U of K research team gets NASA grant to improve heat shield on spacecraft

NASA grant for University of Kentucky
Like many boys, Alexandre Martin often dreamed of exploring space as an astronaut. Then he grew up, and his work as a mechanical engineer veered instead to the study of electrical arcs in circuit breakers.

Now an assistant professor at the University of Kentucky, Martin’s research has come back around to his childhood dream: He and a research team just received a $1 million grant from NASA to improve the heat shields for spacecraft as they enter a planet’s atmosphere.

So while Martin won’t be spacewalking himself, he’ll be working on ways to improve the spacecraft that make it to distant planets like Mars and Venus.

As Martin explained it, vehicles in space have to go very fast but must slow down as they enter an atmosphere. That generates an enormous amount of energy that can heat up the craft and transform it into a fireball. So those vehicles need extra-thick exterior heat shields. But thick heat shields also take up the mass that could be used for more equipment, such as exploration robots or the specimens that could be brought back to Earth.

“If you’re spending your usable mass in heat shields, that’s mass you can’t use for your robot,” Martin said. “If it’s three times as thick as it needs to be, you can’t take as much equipment as you should.”

The heat shield material is like a carbon matrix with little holes, and you fill the holes with resin. But there is still much about these materials that researchers don’t understand, Martin said, especially how different materials might react with different atmospheres in space.

Martin will spend most of his time on a computer, doing numeric modeling of the different materials and how they will work. He will be helped by Shi Chen, a professor at Kentucky State University, who will interpret those algorithms for graphical processing.

Fellow UK professors Sean Bailey and Michael Winter will work on the experimental materials themselves.
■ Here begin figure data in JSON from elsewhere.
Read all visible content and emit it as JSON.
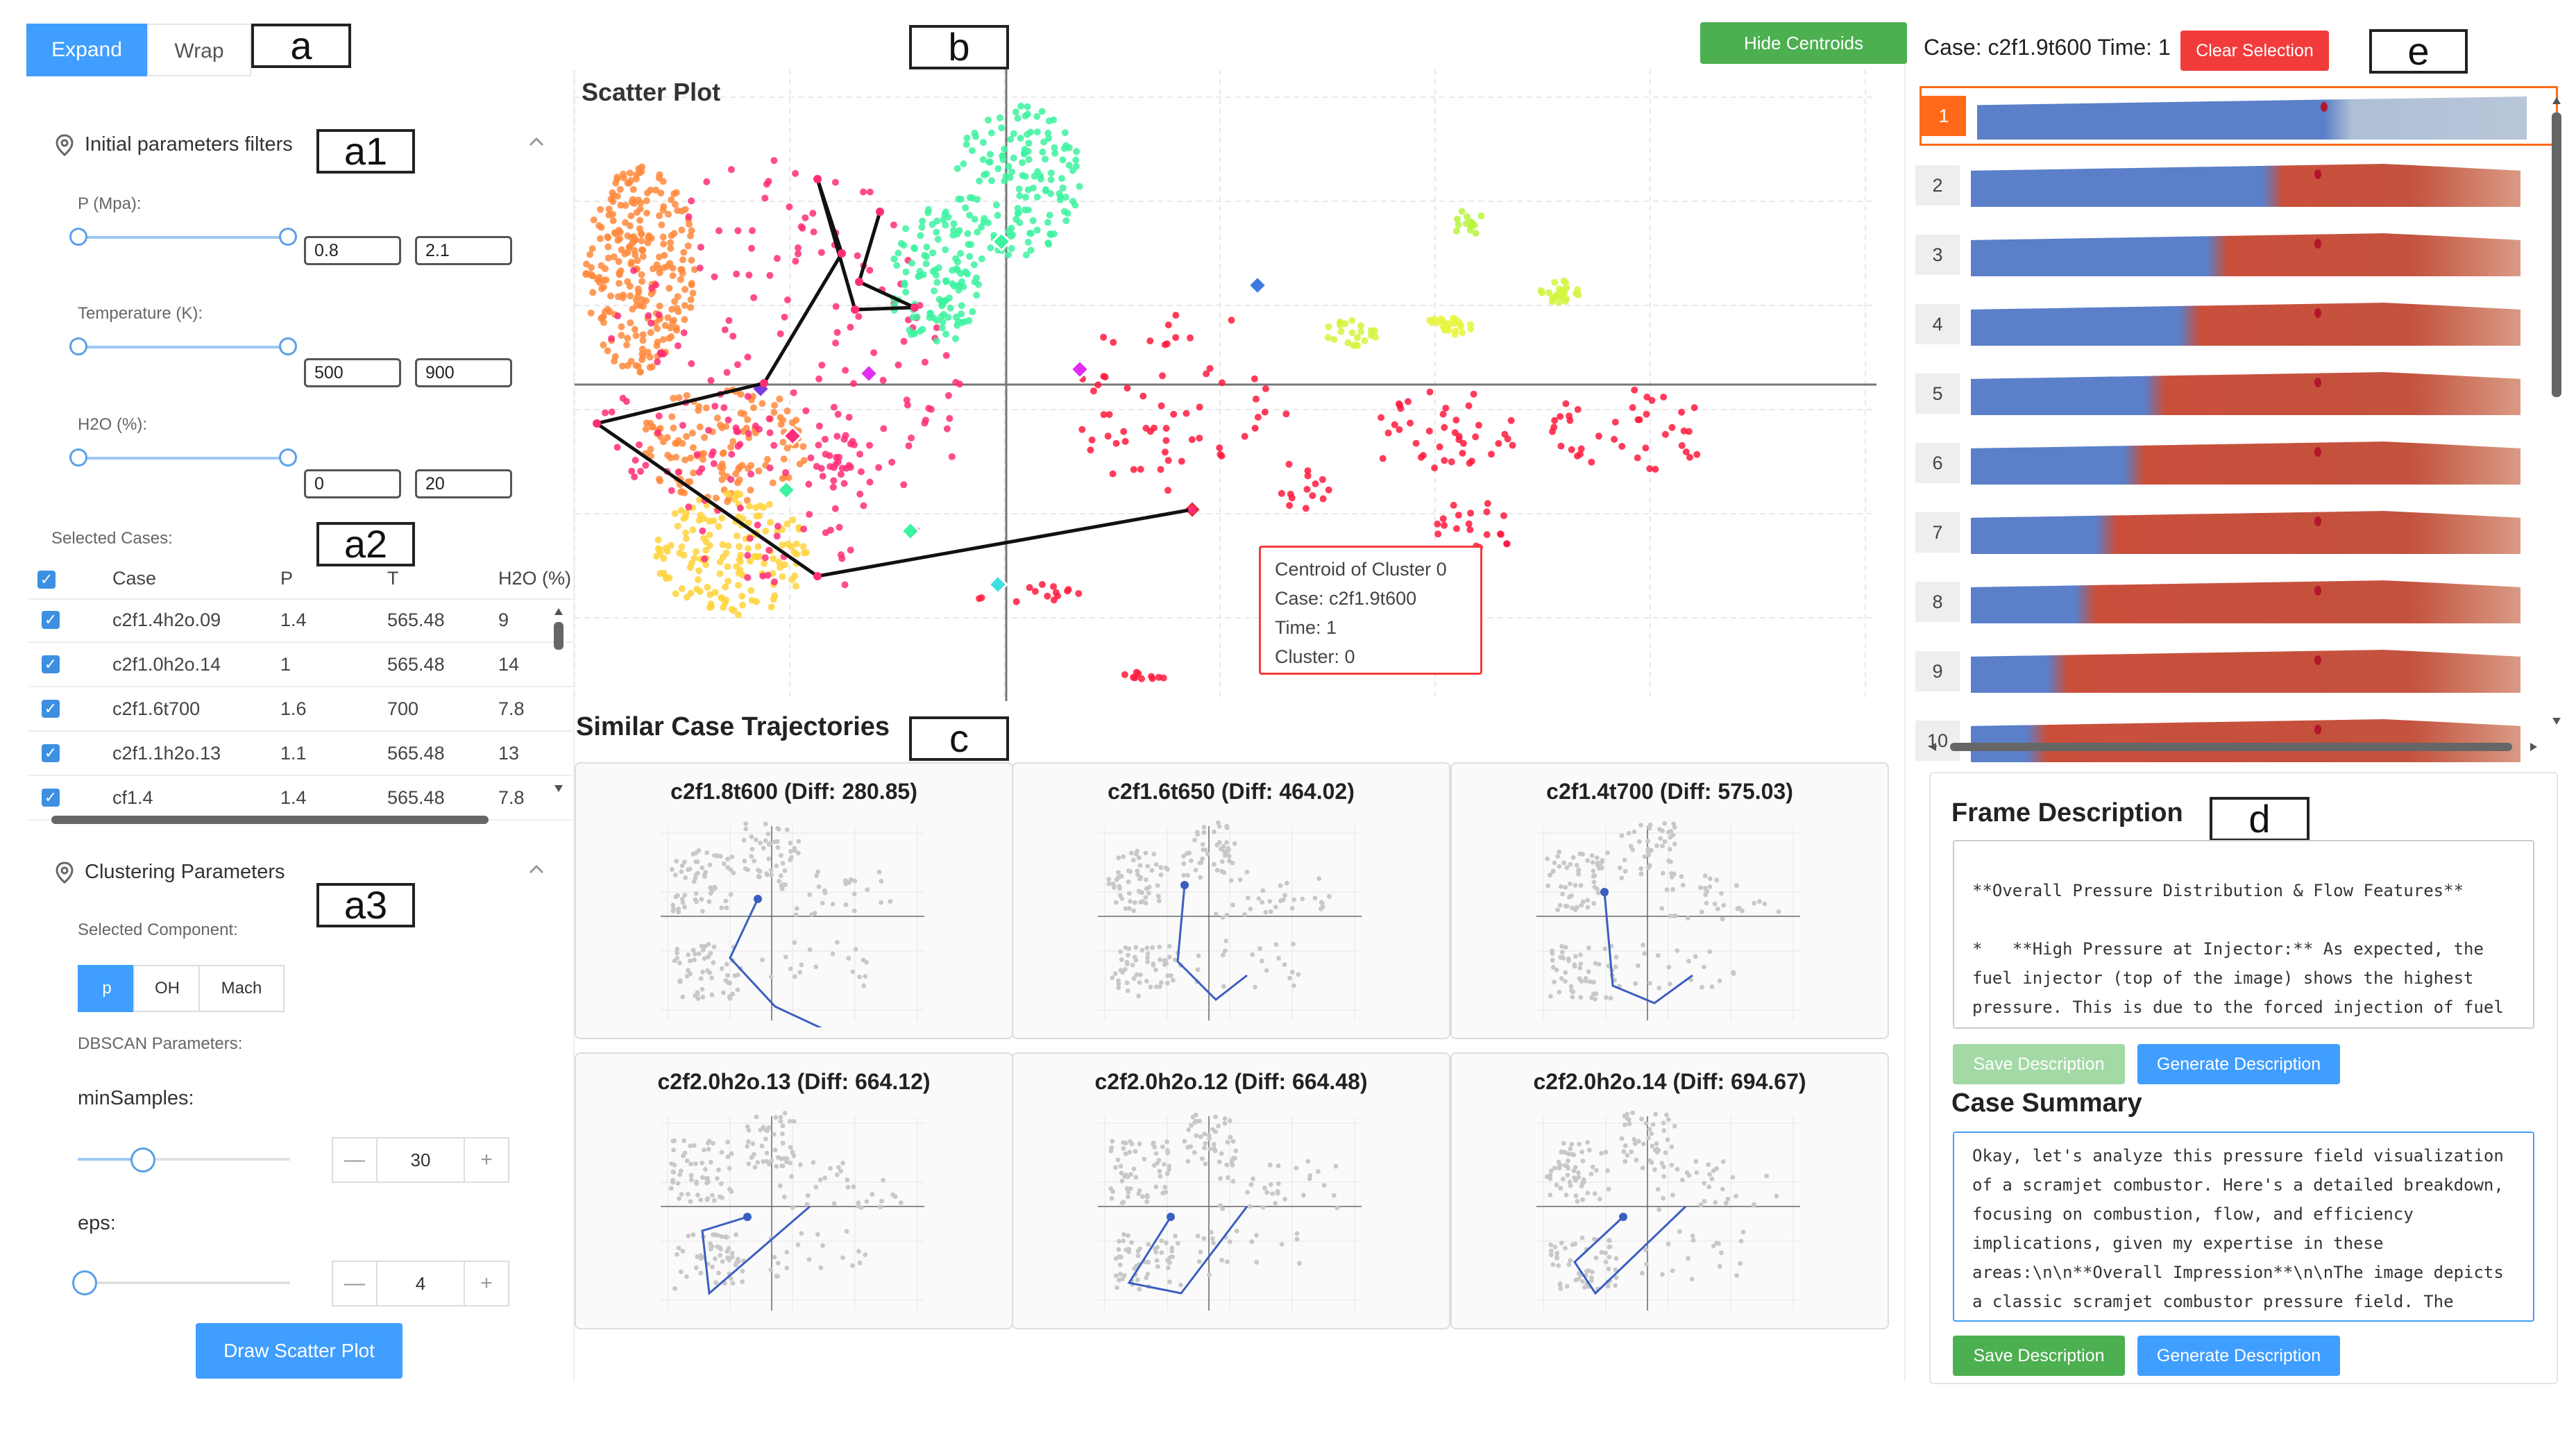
{
  "tabs": [
    {
      "label": "Expand",
      "active": true
    },
    {
      "label": "Wrap",
      "active": false
    }
  ],
  "panel_labels": {
    "a": "a",
    "a1": "a1",
    "a2": "a2",
    "a3": "a3",
    "b": "b",
    "c": "c",
    "d": "d",
    "e": "e"
  },
  "filters": {
    "title": "Initial parameters filters",
    "p": {
      "label": "P (Mpa):",
      "min": "0.8",
      "max": "2.1"
    },
    "temperature": {
      "label": "Temperature (K):",
      "min": "500",
      "max": "900"
    },
    "h2o": {
      "label": "H2O (%):",
      "min": "0",
      "max": "20"
    }
  },
  "selected_cases": {
    "label": "Selected Cases:",
    "headers": [
      "Case",
      "P",
      "T",
      "H2O (%)"
    ],
    "rows": [
      [
        "c2f1.4h2o.09",
        "1.4",
        "565.48",
        "9"
      ],
      [
        "c2f1.0h2o.14",
        "1",
        "565.48",
        "14"
      ],
      [
        "c2f1.6t700",
        "1.6",
        "700",
        "7.8"
      ],
      [
        "c2f1.1h2o.13",
        "1.1",
        "565.48",
        "13"
      ],
      [
        "cf1.4",
        "1.4",
        "565.48",
        "7.8"
      ]
    ]
  },
  "clustering": {
    "title": "Clustering Parameters",
    "component_label": "Selected Component:",
    "components": [
      "p",
      "OH",
      "Mach"
    ],
    "dbscan_label": "DBSCAN Parameters:",
    "min_samples_label": "minSamples:",
    "min_samples": "30",
    "eps_label": "eps:",
    "eps": "4",
    "minus": "—",
    "plus": "+",
    "draw_button": "Draw Scatter Plot"
  },
  "scatter": {
    "title": "Scatter Plot",
    "hide_centroids": "Hide Centroids",
    "tooltip": [
      "Centroid of Cluster 0",
      "Case: c2f1.9t600",
      "Time: 1",
      "Cluster: 0"
    ]
  },
  "similar": {
    "title": "Similar Case Trajectories",
    "cases": [
      "c2f1.8t600 (Diff: 280.85)",
      "c2f1.6t650 (Diff: 464.02)",
      "c2f1.4t700 (Diff: 575.03)",
      "c2f2.0h2o.13 (Diff: 664.12)",
      "c2f2.0h2o.12 (Diff: 664.48)",
      "c2f2.0h2o.14 (Diff: 694.67)"
    ]
  },
  "case_header": {
    "text": "Case: c2f1.9t600 Time: 1",
    "clear": "Clear Selection"
  },
  "frames": [
    "1",
    "2",
    "3",
    "4",
    "5",
    "6",
    "7",
    "8",
    "9",
    "10"
  ],
  "frame_description": {
    "title": "Frame Description",
    "text": "**Overall Pressure Distribution & Flow Features**\n\n*   **High Pressure at Injector:** As expected, the fuel injector (top of the image) shows the highest pressure. This is due to the forced injection of fuel",
    "save": "Save Description",
    "generate": "Generate Description"
  },
  "case_summary": {
    "title": "Case Summary",
    "text": "Okay, let's analyze this pressure field visualization of a scramjet combustor. Here's a detailed breakdown, focusing on combustion, flow, and efficiency implications, given my expertise in these areas:\\n\\n**Overall Impression**\\n\\nThe image depicts a classic scramjet combustor pressure field. The",
    "save": "Save Description",
    "generate": "Generate Description"
  },
  "colors": {
    "accent": "#409eff",
    "green": "#4caf50",
    "red": "#f23b3b",
    "traj": "#3b5fc0",
    "orange": "#ff6a1a"
  }
}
The entire team, including graduate and undergraduate students, and two high school students from the Math, Science and Technology Center at Paul Laurence Dunbar High School, will be working with researchers at NASA sites in Ames, Iowa, and Langley, Va.

The grant is being administered by the NASA Kentucky EPSCoR, or Experimental Program to Stimulate Competitive Research, which is housed at UK.

“What I hope is that one of those vehicles will use the research we did,” Martin said. “It’s so theoretical, I will never be able to think this my heat shield, but I hope we will have contributed to understanding the process.”